Single by L'Arc-en-Ciel

from the album Godzilla: The Album and Ray
- Released: July 8, 1998
- Genre: Alternative rock
- Length: 10:08
- Label: Ki/oon
- Songwriters: Hyde, Ken
- Producers: L'Arc-en-Ciel, Hajime Okano

L'Arc-en-Ciel singles chronology
| "Dive to Blue" (1998) | "Shinshoku (Lose Control)" (1998) | "Snow Drop" (1998) |

= Shinshoku (Lose Control) =

"Shinshoku (Lose Control)" (浸食 〜lose control〜) is the thirteenth single by L'Arc-en-Ciel. It was released simultaneously with "Honey" and "Kasou" on July 8, 1998. The single reached number 2 on the Oricon chart. It was re-released on August 30, 2006.

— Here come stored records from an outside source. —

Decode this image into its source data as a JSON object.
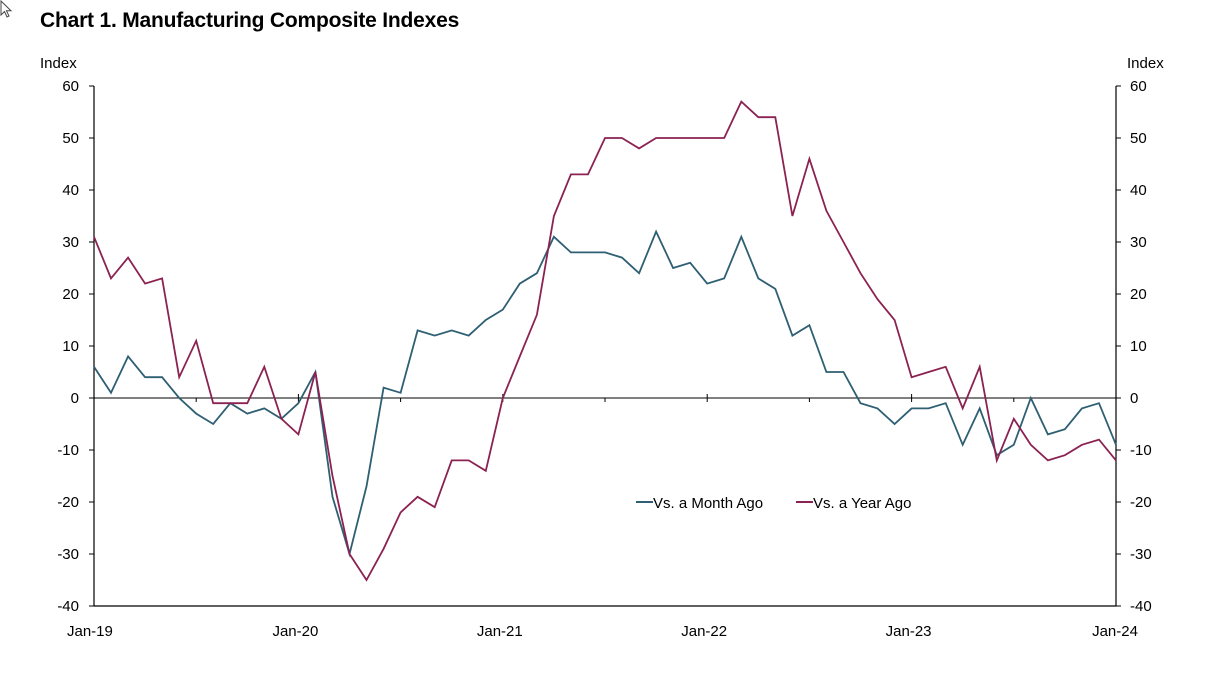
{
  "chart_data": {
    "type": "line",
    "title": "Chart 1. Manufacturing Composite Indexes",
    "ylabel_left": "Index",
    "ylabel_right": "Index",
    "ylim": [
      -40,
      60
    ],
    "yticks": [
      60,
      50,
      40,
      30,
      20,
      10,
      0,
      -10,
      -20,
      -30,
      -40
    ],
    "xtick_labels": [
      "Jan-19",
      "Jan-20",
      "Jan-21",
      "Jan-22",
      "Jan-23",
      "Jan-24"
    ],
    "x": [
      "2019-01",
      "2019-02",
      "2019-03",
      "2019-04",
      "2019-05",
      "2019-06",
      "2019-07",
      "2019-08",
      "2019-09",
      "2019-10",
      "2019-11",
      "2019-12",
      "2020-01",
      "2020-02",
      "2020-03",
      "2020-04",
      "2020-05",
      "2020-06",
      "2020-07",
      "2020-08",
      "2020-09",
      "2020-10",
      "2020-11",
      "2020-12",
      "2021-01",
      "2021-02",
      "2021-03",
      "2021-04",
      "2021-05",
      "2021-06",
      "2021-07",
      "2021-08",
      "2021-09",
      "2021-10",
      "2021-11",
      "2021-12",
      "2022-01",
      "2022-02",
      "2022-03",
      "2022-04",
      "2022-05",
      "2022-06",
      "2022-07",
      "2022-08",
      "2022-09",
      "2022-10",
      "2022-11",
      "2022-12",
      "2023-01",
      "2023-02",
      "2023-03",
      "2023-04",
      "2023-05",
      "2023-06",
      "2023-07",
      "2023-08",
      "2023-09",
      "2023-10",
      "2023-11",
      "2023-12",
      "2024-01"
    ],
    "legend_position": "lower-right inside",
    "grid": false,
    "series": [
      {
        "name": "Vs. a Month Ago",
        "color": "#2e5f73",
        "values": [
          6,
          1,
          8,
          4,
          4,
          0,
          -3,
          -5,
          -1,
          -3,
          -2,
          -4,
          -1,
          5,
          -19,
          -30,
          -17,
          2,
          1,
          13,
          12,
          13,
          12,
          15,
          17,
          22,
          24,
          31,
          28,
          28,
          28,
          27,
          24,
          32,
          25,
          26,
          22,
          23,
          31,
          23,
          21,
          12,
          14,
          5,
          5,
          -1,
          -2,
          -5,
          -2,
          -2,
          -1,
          -9,
          -2,
          -11,
          -9,
          0,
          -7,
          -6,
          -2,
          -1,
          -9
        ]
      },
      {
        "name": "Vs. a Year Ago",
        "color": "#8b2252",
        "values": [
          31,
          23,
          27,
          22,
          23,
          4,
          11,
          -1,
          -1,
          -1,
          6,
          -4,
          -7,
          5,
          -15,
          -30,
          -35,
          -29,
          -22,
          -19,
          -21,
          -12,
          -12,
          -14,
          0,
          8,
          16,
          35,
          43,
          43,
          50,
          50,
          48,
          50,
          50,
          50,
          50,
          50,
          57,
          54,
          54,
          35,
          46,
          36,
          30,
          24,
          19,
          15,
          4,
          5,
          6,
          -2,
          6,
          -12,
          -4,
          -9,
          -12,
          -11,
          -9,
          -8,
          -12
        ]
      }
    ]
  }
}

The song was used briefly in the background of the American film Godzilla and was included on the Japanese, Taiwanese and the Asean edition of the soundtrack Godzilla: The Album. "Lose Control" was ranked at number twentieth on the 1998 end-of-year Oricon single chart, where it sold 938,530 copies.

== Track listing ==

| # | Title | Length | Lyrics | Music |
|---|---|---|---|---|
| 1 | "Shinshoku (Lose Control)" | 4:44 | Hyde | Ken |
| 2 | "Shinshoku (Lose Control) (Control Experiment Mix)" | 7:17 | Hyde | Ken* |

- Remix by Yukihiro.

== Covers ==
Fantôme Iris, a fictional visual kei band from multimedia franchise Argonavis from BanG Dream! covered the song on their first solo live Fantôme Iris 1st LIVE -C'est la vie!-.